Ghana youth promote gender equality
Ghana, Africa Region
In parts of northern Ghana, it's common for a man to pay a bridal price of cows to the family of the woman he wants to marry. In some situations, young teenage girls are placed in marriages with men four times their age.

"These girls are forced into marriages and they become not really wives, they become servants," said Frank Mills, a Nazarene district superintendent who was recently selected as justice coordinator for Nazarene Youth International on the Africa Region.

Elsie, a single woman in her early 20s from Ghana, was determined to go to school. But tuition, even for high school students, is expensive, and her parents weren't willing to help pay.

"The parents don't really see the need of investing in their (daughters), because whether they are educated or not, you get your cows," Mills said. "Four cows, one girl."

Elsie continued to study and resisted pressure from her family and community to get married. She finished high school and got accepted into nursing school.
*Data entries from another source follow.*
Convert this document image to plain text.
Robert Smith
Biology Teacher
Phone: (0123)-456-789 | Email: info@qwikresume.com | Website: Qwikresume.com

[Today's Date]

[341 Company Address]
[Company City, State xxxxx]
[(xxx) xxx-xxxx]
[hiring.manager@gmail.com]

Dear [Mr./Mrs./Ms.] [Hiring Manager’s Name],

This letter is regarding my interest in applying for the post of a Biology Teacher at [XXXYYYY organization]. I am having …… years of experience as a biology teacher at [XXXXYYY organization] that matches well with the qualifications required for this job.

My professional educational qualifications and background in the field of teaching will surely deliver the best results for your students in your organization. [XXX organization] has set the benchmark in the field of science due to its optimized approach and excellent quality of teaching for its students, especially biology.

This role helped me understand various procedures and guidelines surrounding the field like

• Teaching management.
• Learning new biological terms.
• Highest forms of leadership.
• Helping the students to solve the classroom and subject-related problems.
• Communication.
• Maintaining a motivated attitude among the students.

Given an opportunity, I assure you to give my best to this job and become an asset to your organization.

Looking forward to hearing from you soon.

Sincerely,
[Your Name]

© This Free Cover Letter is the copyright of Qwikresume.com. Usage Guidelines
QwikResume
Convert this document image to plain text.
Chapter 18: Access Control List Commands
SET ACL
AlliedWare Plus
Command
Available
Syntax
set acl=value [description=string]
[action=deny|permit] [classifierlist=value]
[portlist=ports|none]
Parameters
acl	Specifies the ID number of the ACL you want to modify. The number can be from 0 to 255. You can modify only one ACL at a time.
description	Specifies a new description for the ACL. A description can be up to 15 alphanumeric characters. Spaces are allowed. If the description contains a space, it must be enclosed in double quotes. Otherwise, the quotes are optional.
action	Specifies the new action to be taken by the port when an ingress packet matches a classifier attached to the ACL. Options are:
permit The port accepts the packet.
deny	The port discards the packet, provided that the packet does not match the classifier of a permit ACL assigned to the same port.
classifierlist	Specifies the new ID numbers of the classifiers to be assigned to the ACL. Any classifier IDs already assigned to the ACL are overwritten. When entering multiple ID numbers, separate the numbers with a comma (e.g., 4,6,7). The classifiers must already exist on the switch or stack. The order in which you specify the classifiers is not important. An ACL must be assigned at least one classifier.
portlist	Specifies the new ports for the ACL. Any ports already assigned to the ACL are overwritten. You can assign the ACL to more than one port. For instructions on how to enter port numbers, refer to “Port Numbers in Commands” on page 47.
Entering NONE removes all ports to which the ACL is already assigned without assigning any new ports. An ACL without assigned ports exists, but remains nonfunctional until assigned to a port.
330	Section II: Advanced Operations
She got involved in a social justice youth club at church. The church raised money to put Elsie through nursing school.

Churches are supporting other young women like Elsie by raising money for their education and taking in girls who have been disowned by their families, Mills said. Girls who have turned to selling sex to pay for school are now receiving financial and emotional support from a loving church family.

Elsie is about to graduate as a nurse, and she goes around her rural community providing blood pressure checks, treating wounds, and offering medical advice.

"In the past, this was all done by guys," Mills said. "In her area, she's the only girl who has gone to nursing school."

Elsie has become the leader of her youth club, working alongside young men and women to promote respect and dignity for both genders.

Some of the women in a youth club have approached their village chief to ask for a piece of land to farm, Mills said. They told him if they could grow and sell crops, they wouldn't have to bother their parents for money. The chief agreed, and the women are now raising crops to support their endeavors.

Mills also shared about a young church member from Nigeria who is studying counseling so that he can help improve the health of families in his community. Premarital counseling is rare in that area, Mills said, and families struggle with domestic abuse and mistreatment.

These young leaders are changing mindsets in their communities, Mills said. Young men are committing to only one spouse. Young women are empowered to continue their education.

Mills plans to train more church members across Africa who can lead social justice efforts at the local level.

"Some people are really living with people ... who are mistreated and marginalized, but they don't really notice," he said. "So I just want to bring awareness. Don't just look inward, but outward, look around. What is happening? How are other people being treated? The Bible says we should treat others as we would like others to treat us. So we need to ask ourselves, is everyone OK?"

Nazarene youth are helping to lead the way in addressing these questions.

"We can't do it individually, but as a team, we can do it," Mills said.